Setelah kami melewati hutan belantara yang cukup luas, kendaraan kami akhirnya memasuki kawasan perkampungan dengan hawa yang lebih sejuk.

Dari udara yang kuhirup, aku bisa merasakan bau pantai mulai berhembus ke arahku. Mataku yang selalu berbinar saat melihat keindahan perkampungan pesisir ini.

Pemandangan di sini seakan tak punya cela, warna biru yang dominan ketika siang hari. Langit yang cerah, dengan laut yang indah, suara burung yang selalu berkicau ria di sepanjang hari. Tempat yang terlalu indah untuk disebut dengan kampung.

Warna merah ke emasan di langit senja kali ini menghipnotis mataku, hingga tanpa kusadari sepeda motor bebek yang kami kendarai berhenti di pinggir jalan.

"Ada apa?" tanyaku.

"Kurasa bengsinnya habis!" kata Zidane dengan nada santai sekali.
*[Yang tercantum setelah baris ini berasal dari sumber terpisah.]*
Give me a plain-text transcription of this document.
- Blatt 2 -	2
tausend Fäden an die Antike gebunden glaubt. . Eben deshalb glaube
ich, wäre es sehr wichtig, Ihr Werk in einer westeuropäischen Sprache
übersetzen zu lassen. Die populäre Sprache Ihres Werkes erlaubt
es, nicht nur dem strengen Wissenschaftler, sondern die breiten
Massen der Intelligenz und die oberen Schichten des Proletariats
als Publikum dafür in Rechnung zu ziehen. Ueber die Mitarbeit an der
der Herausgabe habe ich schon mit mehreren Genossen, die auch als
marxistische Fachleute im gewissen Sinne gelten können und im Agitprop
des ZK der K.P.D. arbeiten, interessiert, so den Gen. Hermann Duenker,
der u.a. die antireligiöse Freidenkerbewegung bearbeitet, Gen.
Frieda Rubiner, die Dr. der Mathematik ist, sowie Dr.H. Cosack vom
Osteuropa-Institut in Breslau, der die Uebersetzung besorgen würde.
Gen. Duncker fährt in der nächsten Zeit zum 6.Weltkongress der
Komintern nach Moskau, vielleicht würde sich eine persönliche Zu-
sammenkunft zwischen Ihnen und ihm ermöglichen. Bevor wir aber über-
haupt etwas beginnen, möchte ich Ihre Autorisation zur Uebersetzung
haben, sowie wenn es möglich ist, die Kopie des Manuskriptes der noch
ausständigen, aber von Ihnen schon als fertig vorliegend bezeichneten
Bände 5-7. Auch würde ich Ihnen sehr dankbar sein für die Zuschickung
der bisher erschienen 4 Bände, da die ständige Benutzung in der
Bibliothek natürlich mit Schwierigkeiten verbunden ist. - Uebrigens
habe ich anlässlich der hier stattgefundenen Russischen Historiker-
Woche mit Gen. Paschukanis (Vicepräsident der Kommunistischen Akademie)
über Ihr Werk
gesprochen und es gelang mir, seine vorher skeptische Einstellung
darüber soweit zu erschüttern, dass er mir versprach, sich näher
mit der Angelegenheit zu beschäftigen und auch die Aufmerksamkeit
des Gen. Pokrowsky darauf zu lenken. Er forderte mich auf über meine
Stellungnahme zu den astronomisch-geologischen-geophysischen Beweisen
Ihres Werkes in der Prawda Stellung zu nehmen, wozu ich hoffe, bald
Jarak antara Desa ini ke Desa kami masih terlalu jauh dan kami sama sekali tak punya uang. Apa kami akan berjalan kaki dari sini sampai ke Desa kami.

Zidane turun dari motor, aku hampir mau tertawa terbahak-bahak karena baju dan celana yang dia pake. Tapi entah kenapa kemeja pink dan celana coklat yang ngegantung itu sama sekali tak mengurangi ketampanan yang dia punya.

Dia melepas hlemnya seperti cowok-cowok begajulan di sinetron-sinetron remaja. Pria tampan berbadan atletis itu juga masih sempat mengibaskan rambutnya yang memang agak panjang itu. Dan aku hanya bisa menelan saliva di rongga mulutku, saat melihat betapa maskulinya pria berkemeja pink di depanku. Tiba-tiba saja matanya mengarah ke arahku, lalu menatapku penuh penekanan.

Aku yang merasa ketahuan telah menikmati ke goodlookinganya tanpa permisi, segera kualihkan pandanganku dari sosok sempurnya.

Tapi entah setan apa yang merasukinya, dia melangkahkan kakinya mendekatiku. Kita sedang ada di pinggir jalan yang cukup ramai, meski tak terlalu banyak kendaraan yang lewat. Tapi pasti ada mata manusia yang melihat aktifitas kita sekarang. Apa yang mau dia lakukan terhadap diriku ini.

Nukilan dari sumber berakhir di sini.